Oifig an tSoláthair Baile Átha Cliath
So ... first thing you could use when writing in a hurry - replace every h that stands for lenition with a dot above the consonant. Note also that the Gaelic ı strictly speaking has no dot, so there's another opportunity to save on your ink: sèıṁeaċaḋ ...

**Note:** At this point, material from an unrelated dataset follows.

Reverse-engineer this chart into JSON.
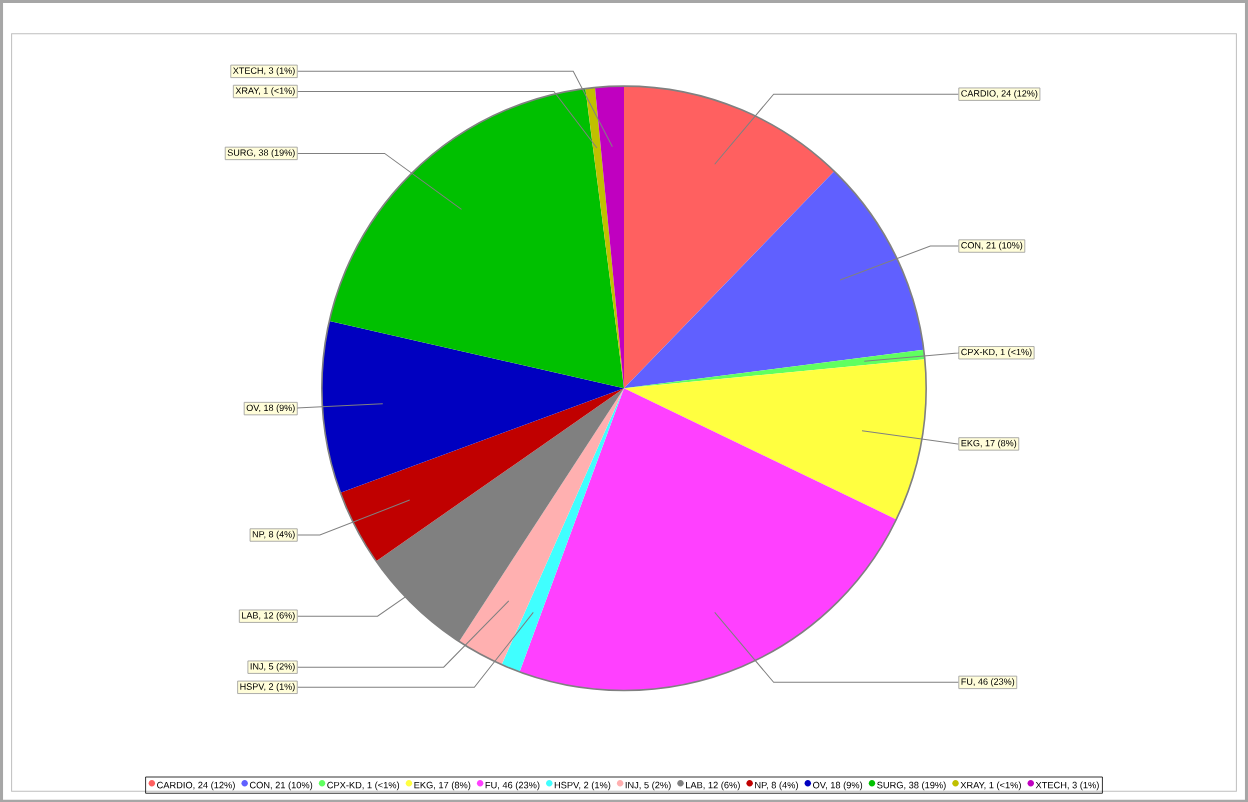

But the old scribes had more tricks in store than just a dot. Here's a few more of their most common shorthand symbols:
So what do we have? Apologies for the old fashioned font, I couldn't find a modern one that has Old Irish abbreviation symbols! A fused rr for a double rr, a tilde over a vowel to show m, a tilde plus a dot for mh, a macron for an n, double for double nn, a macron with dot for any vowel + bh, dh or gh, an a with a descender and little stroke for ar, two strokes for double arr, a with a descender and ascender and little stroke for air, i with a descender and stroke for ir and the thing that looks like a long r with a bar to stand for achd or chd.
The last one is my favourite, the so called agusan [ag̊əsan] or "Tironian ampersand". It's an old abbreviation for and which was used for a long time throughout Europe until the & symbol bounced back. The only people left using it in the 20th century were the Gaels and it's a really handy symbol as it involves a lot less struggle than the & symbol.
Obviously not all of these symbols are 100% adequate for modern "shorthand" but quite a few of them might come in handy.
Incidentally, a full shorthand system was devised for Gaelic in the 1880's but never seems to have reached a wide audience. Watch this space, we might present it at some point.